Decreased mitochondrial DNA copy number (mtDNA-CN) has been associated with coronary artery disease (CAD). We aimed to clarify the difference between stable CAD (SCAD) and acute coronary syndrome (ACS) regarding mtDNA-CN and the DNA methylation ratio in regions influencing the regulation of mitochondrial biogenesis.
Using quantitative real-time polymerase chain reaction, mtDNA-CN was measured in peripheral blood leukocytes sampled from 50 patients with SCAD and 50 with ACS. Lifirafenib solubility dmso We then conducted bisulfite modification of DNA followed by methylation-specific polymerase chain reaction to quantify mtDNA methylation in the mitochondrial D-loop region (mtDLR) and nuclear DNA methylation in the promoter region of nuclear peroxisome proliferator-activated receptor gamma coactivator 1-alpha (PPARGC1A) gene.

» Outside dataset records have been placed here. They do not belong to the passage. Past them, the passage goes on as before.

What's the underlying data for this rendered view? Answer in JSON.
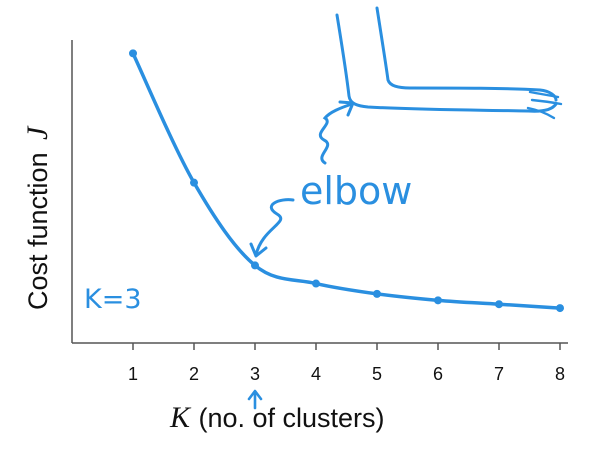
{
  "chart_data": {
    "type": "line",
    "title": "",
    "x": [
      1,
      2,
      3,
      4,
      5,
      6,
      7,
      8
    ],
    "values": [
      100,
      50,
      18,
      11,
      7,
      4.5,
      3,
      1.5
    ],
    "xlim": [
      0,
      8
    ],
    "ylim": [
      -12,
      104
    ],
    "x_ticks": [
      "1",
      "2",
      "3",
      "4",
      "5",
      "6",
      "7",
      "8"
    ],
    "xlabel_var": "K",
    "xlabel_text": "(no. of clusters)",
    "ylabel_text": "Cost function",
    "ylabel_var": "J",
    "y_ticks_shown": false,
    "grid": false,
    "annotations": {
      "elbow_label": "elbow",
      "k_label": "K=3",
      "elbow_x": 3
    },
    "colors": {
      "series": "#2a8fe0",
      "axis": "#555555",
      "text": "#111111"
    }
  }
}
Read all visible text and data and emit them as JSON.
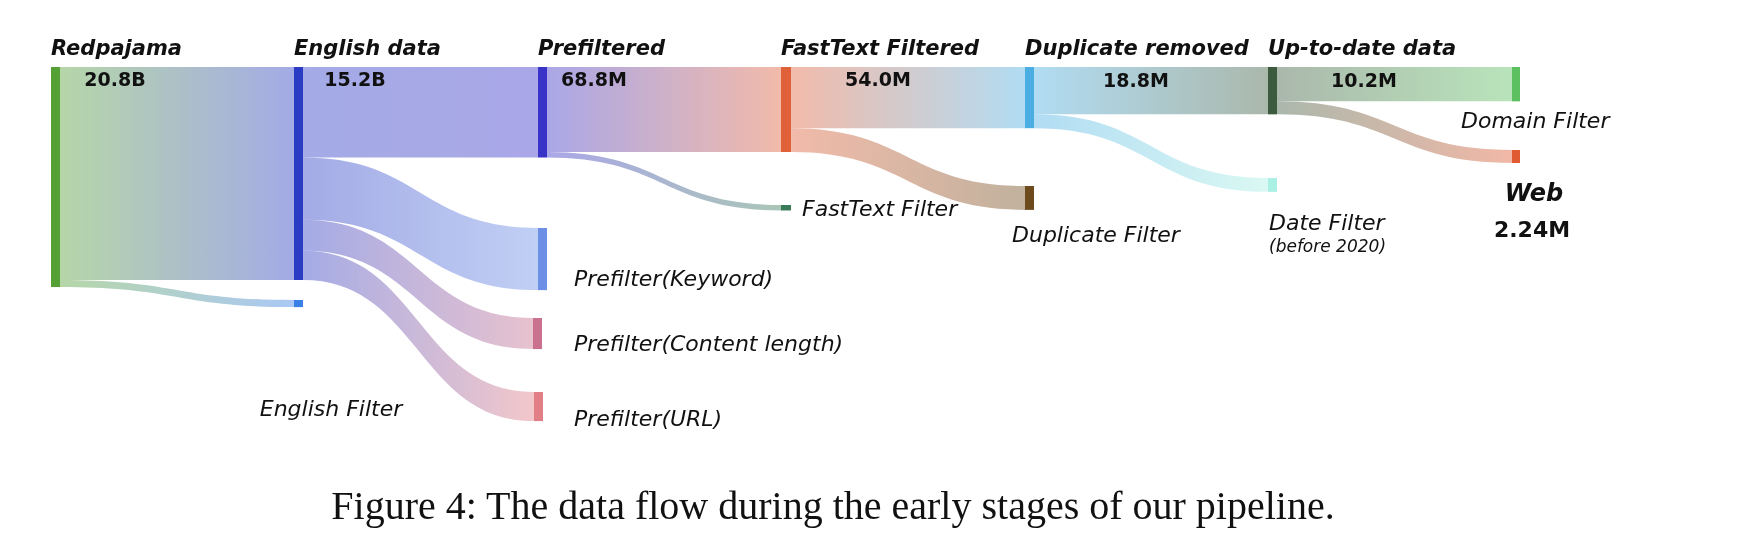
{
  "chart_data": {
    "type": "other",
    "categories": [
      "Redpajama",
      "English data",
      "English Filter",
      "Prefiltered",
      "Prefilter(Keyword)",
      "Prefilter(Content length)",
      "Prefilter(URL)",
      "FastText Filtered",
      "FastText Filter",
      "Duplicate removed",
      "Duplicate Filter",
      "Up-to-date data",
      "Date Filter",
      "Domain Filter",
      "Web"
    ],
    "values": [
      20800000000,
      15200000000,
      null,
      68800000,
      null,
      null,
      null,
      54000000,
      null,
      18800000,
      null,
      10200000,
      null,
      null,
      2240000
    ],
    "value_labels": [
      "20.8B",
      "15.2B",
      null,
      "68.8M",
      null,
      null,
      null,
      "54.0M",
      null,
      "18.8M",
      null,
      "10.2M",
      null,
      null,
      "2.24M"
    ],
    "colors": [
      "#55a035",
      "#2b3cc4",
      "#3b80e6",
      "#3a33c8",
      "#6d90e6",
      "#c9718f",
      "#e27e86",
      "#e0603a",
      "#3a7a58",
      "#4aaee2",
      "#6e4b1c",
      "#3b5a3e",
      "#aaf0e4",
      "#5cc060",
      "#e05a32"
    ],
    "annotations": [
      "(before 2020)",
      "Figure 4: The data flow during the early stages of our pipeline."
    ]
  }
}
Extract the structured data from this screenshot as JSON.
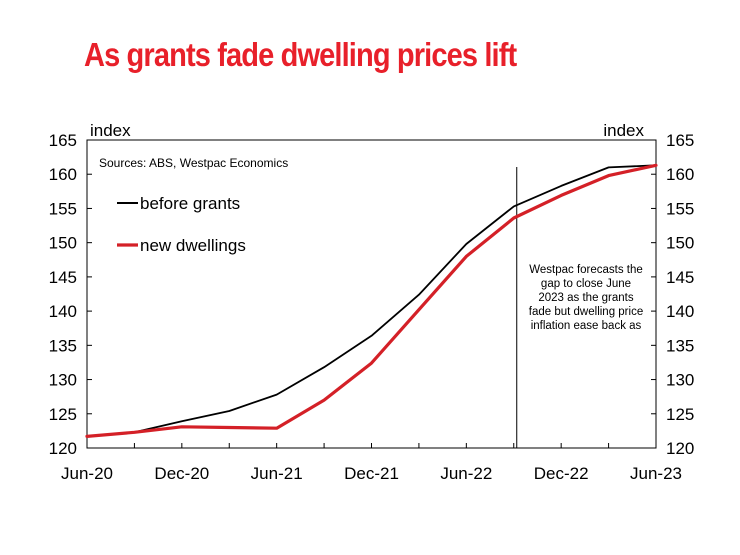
{
  "title": "As grants fade dwelling prices lift",
  "source": "Sources: ABS, Westpac Economics",
  "annotation": [
    "Westpac forecasts the",
    "gap to close June",
    "2023 as the grants",
    "fade but dwelling price",
    "inflation ease back as"
  ],
  "colors": {
    "title": "#e8202a",
    "before_grants": "#000000",
    "new_dwellings": "#d42027"
  },
  "chart_data": {
    "type": "line",
    "x": [
      "Jun-20",
      "Sep-20",
      "Dec-20",
      "Mar-21",
      "Jun-21",
      "Sep-21",
      "Dec-21",
      "Mar-22",
      "Jun-22",
      "Sep-22",
      "Dec-22",
      "Mar-23",
      "Jun-23"
    ],
    "xticks": [
      "Jun-20",
      "Dec-20",
      "Jun-21",
      "Dec-21",
      "Jun-22",
      "Dec-22",
      "Jun-23"
    ],
    "ylim": [
      120,
      165
    ],
    "yticks": [
      120,
      125,
      130,
      135,
      140,
      145,
      150,
      155,
      160,
      165
    ],
    "ylabel_left": "index",
    "ylabel_right": "index",
    "forecast_marker": "Sep-22",
    "legend_position": "top-left",
    "grid": false,
    "series": [
      {
        "name": "before grants",
        "values": [
          121.7,
          122.3,
          123.9,
          125.4,
          127.8,
          131.8,
          136.4,
          142.4,
          149.8,
          155.3,
          158.3,
          161.0,
          161.3
        ]
      },
      {
        "name": "new dwellings",
        "values": [
          121.7,
          122.3,
          123.1,
          123.0,
          122.9,
          127.0,
          132.4,
          140.2,
          148.0,
          153.6,
          156.9,
          159.8,
          161.3
        ]
      }
    ]
  }
}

Compared to patients with SCAD, those with ACS had significantly lower relative mtDNA-CN (0.89±0.24 vs. 1.00±0.28, p=0.013) and higher DNA methylation ratio of the mtDLR (1.11±0.24 vs. 1.00±0.25, p=0.027) Conclusion Our findings suggest that increased DNA methylation in the mtDLR, which translates into reduced mtDNA content, may affect the clinical phenotype of CAD.

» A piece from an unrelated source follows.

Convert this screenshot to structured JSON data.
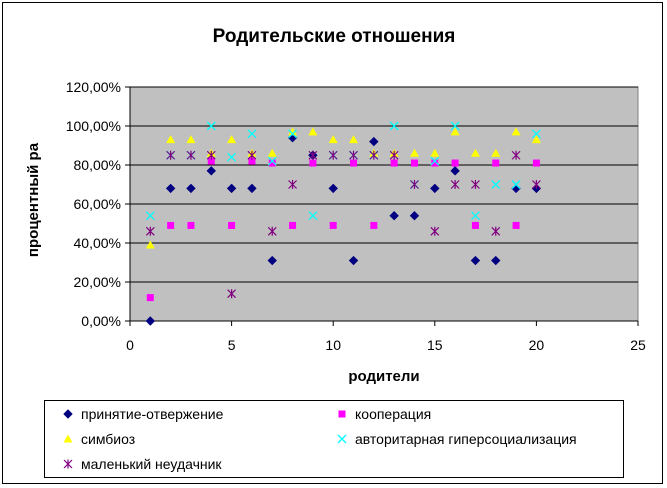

Compared to patients with SCAD, those with ACS had significantly lower relative mtDNA-CN (0.89±0.24 vs. 1.00±0.28, p=0.013) and higher DNA methylation ratio of the mtDLR (1.11±0.24 vs. 1.00±0.25, p=0.027) Conclusion Our findings suggest that increased DNA methylation in the mtDLR, which translates into reduced mtDNA content, may affect the clinical phenotype of CAD.
To evaluate the usefulness of GGsTop
for oral mucositis, a quantitative study focusing on oral mucosal tissues is necessary. In this study, we aimed to quantify collagen and glutathione using a rat model of 5-fluorouracil-induced oral mucositis.
Changes in ulcer area and erythrocyte count were measured to confirm the usefulness of GGsTop
for oral mucositis. The effect of GGsTop on collagen was evaluated by observing oral mucosal tissue sections and measuring the collagen concentration in the tissues. The total glutathione concentration and the oxidized glutathione concentration were measured, and the concentration of the reduced form was calculated.
GGsTop
shortened the treatment period for oral mucositis without affecting the white blood cell count. In addition, GGsTop
promoted collagen production and alleviated oxidative stress conditions.
GGsTop affects collagen and glutathione in the treatment of oral mucositis.
GGsTop affects collagen and glutathione in the treatment of oral mucositis.
The aim of the present work was to evaluate the prognostic significance in patients with T1 breast cancer of tissue expression of the two oncosuppressors phosphatase and tensin homolog (PTEN) and non-metastatic clone 23 (NM23) as detected by immunohistochemistry.
We prospectively analyzed 62 patients who underwent surgery for a T1 stage breast cancer. Expression of PTEN and NM23 was tested for correlation with clinical characteristics and clinical outcome.
Of the 62 patients considered for our study, 16 underwent mastectomy and 46 underwent conservative surgical treatment. The surgery was considered radical (R0) in all cases described. PTEN and NM23 expression was higher in patients with no lymph node metastases and no recurrent cancer at a mean follow-up of 36 months (range=6-48 months). This correlation was more evident when both PTNE and NM23 expression were highly expressed (p<0.0001).
Low or lack of PTEN and NM23 immunohistochemical expression in cancer tissue is a risk factor for lymph node involvement and recurrent disease.